What is positive is we are seeing amazing results from our recent market entry in the UK and our European and US races continue to perform well. People are hungry for in-person events.

On how COVID-19 has transformed the landscape for sporting events….. 

I should say not at all and everything is great… but I have to be honest and say I still don’t know how long it will take before we are back to normal. Depending on the country, the range of scenarios is hard to comprehend.

The UK is basically back to normal, but the country has a very high vaccination rate and a government that is very pro reopening. Other countries are wildly different. Our events are very capital-intensive to set up so making these investments and decisions, especially to launch new countries from a risk management perspective, is very complex.

Fortunately, we retain 100% control of our events. They are indoors and very easy to manage from a personal protection point of view. We implement safety measures based on the requirements of the country we are in and what our participants request.

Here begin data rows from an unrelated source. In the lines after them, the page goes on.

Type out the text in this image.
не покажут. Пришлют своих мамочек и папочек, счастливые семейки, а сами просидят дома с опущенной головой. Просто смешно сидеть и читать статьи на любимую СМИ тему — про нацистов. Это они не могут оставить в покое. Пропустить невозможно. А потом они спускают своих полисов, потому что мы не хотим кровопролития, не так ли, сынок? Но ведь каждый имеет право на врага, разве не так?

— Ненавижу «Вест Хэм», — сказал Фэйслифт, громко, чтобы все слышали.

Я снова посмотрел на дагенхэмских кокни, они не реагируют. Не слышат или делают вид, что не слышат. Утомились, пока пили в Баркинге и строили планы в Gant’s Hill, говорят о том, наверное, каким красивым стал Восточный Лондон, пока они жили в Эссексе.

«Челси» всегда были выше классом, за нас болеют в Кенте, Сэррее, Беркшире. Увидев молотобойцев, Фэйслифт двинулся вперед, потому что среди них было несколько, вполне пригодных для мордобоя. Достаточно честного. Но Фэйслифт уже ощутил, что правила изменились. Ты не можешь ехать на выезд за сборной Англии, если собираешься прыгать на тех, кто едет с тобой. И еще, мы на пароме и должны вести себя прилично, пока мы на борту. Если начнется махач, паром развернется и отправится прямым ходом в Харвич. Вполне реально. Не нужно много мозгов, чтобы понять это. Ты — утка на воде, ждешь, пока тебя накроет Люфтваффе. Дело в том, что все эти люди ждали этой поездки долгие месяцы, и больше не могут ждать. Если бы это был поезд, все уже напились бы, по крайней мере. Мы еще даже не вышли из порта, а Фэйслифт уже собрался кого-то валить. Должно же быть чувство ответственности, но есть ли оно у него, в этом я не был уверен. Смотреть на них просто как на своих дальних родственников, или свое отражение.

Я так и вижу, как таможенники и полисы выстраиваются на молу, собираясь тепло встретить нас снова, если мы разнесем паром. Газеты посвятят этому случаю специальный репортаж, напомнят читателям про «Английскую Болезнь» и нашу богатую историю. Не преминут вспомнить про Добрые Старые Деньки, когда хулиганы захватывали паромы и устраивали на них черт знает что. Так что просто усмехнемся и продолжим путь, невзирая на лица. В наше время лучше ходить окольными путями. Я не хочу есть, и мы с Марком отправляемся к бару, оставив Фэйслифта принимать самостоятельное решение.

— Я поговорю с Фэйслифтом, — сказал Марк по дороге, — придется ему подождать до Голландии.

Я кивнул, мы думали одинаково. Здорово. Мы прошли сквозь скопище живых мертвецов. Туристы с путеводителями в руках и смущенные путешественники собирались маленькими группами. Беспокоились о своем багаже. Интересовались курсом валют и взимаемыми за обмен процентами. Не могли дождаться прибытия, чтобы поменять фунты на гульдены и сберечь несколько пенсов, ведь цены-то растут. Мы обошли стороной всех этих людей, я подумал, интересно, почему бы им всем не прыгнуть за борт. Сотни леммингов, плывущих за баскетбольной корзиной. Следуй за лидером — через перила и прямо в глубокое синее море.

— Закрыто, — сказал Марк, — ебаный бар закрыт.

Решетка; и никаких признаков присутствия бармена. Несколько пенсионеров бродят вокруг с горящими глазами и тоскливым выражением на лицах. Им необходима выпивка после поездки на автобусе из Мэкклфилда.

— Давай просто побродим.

From this perspective, we are very confident that as long as we operate within consistent guidelines and requirements from authorities, we can manage the safety aspect better than almost any other sport.

The Return Of Mass Participation Fitness Events
Image: HYROX
On the secret to successful mass participation sporting events….. 

You need to create an iconic image for participants. It needs to be a real achievement to do it. It needs to go on their bucket list. A marathon is more than the 26.2 miles you run, it becomes part of your identity and you align with every other person who has taken part in it.

It also must be designed like a traditional sport, with very consistent rules and the nature of the competition must be very clearly established. You need to be able to see your performance year-on-year. You need to be able to create legacy stories over time.

On HYROX’s golden future…..

I believe we will be a global sport with a mass participation event on every continent on Earth (although maybe not Antarctica). I’m confident the professional sporting side of HYROX will grow significantly with an ecosystem of professional athletes and professional sponsorship. The coaching side of things will grow. Both the bottom of the pyramid and the peak will grow.

We also believe that the Olympics are a realistic goal. Triathlon is now an established Olympic sport, having debuted at the Sydney Games in 2000, and HYROX has everything that is required to make it. We only really need to continue to grow and work with the correct authorities, which is a process I’m familiar with. But before that, we’re targeting running 26 events in the 2021/22 season, 40 in 2022/23, 60 in 2023/24 and 100 by 2024/25.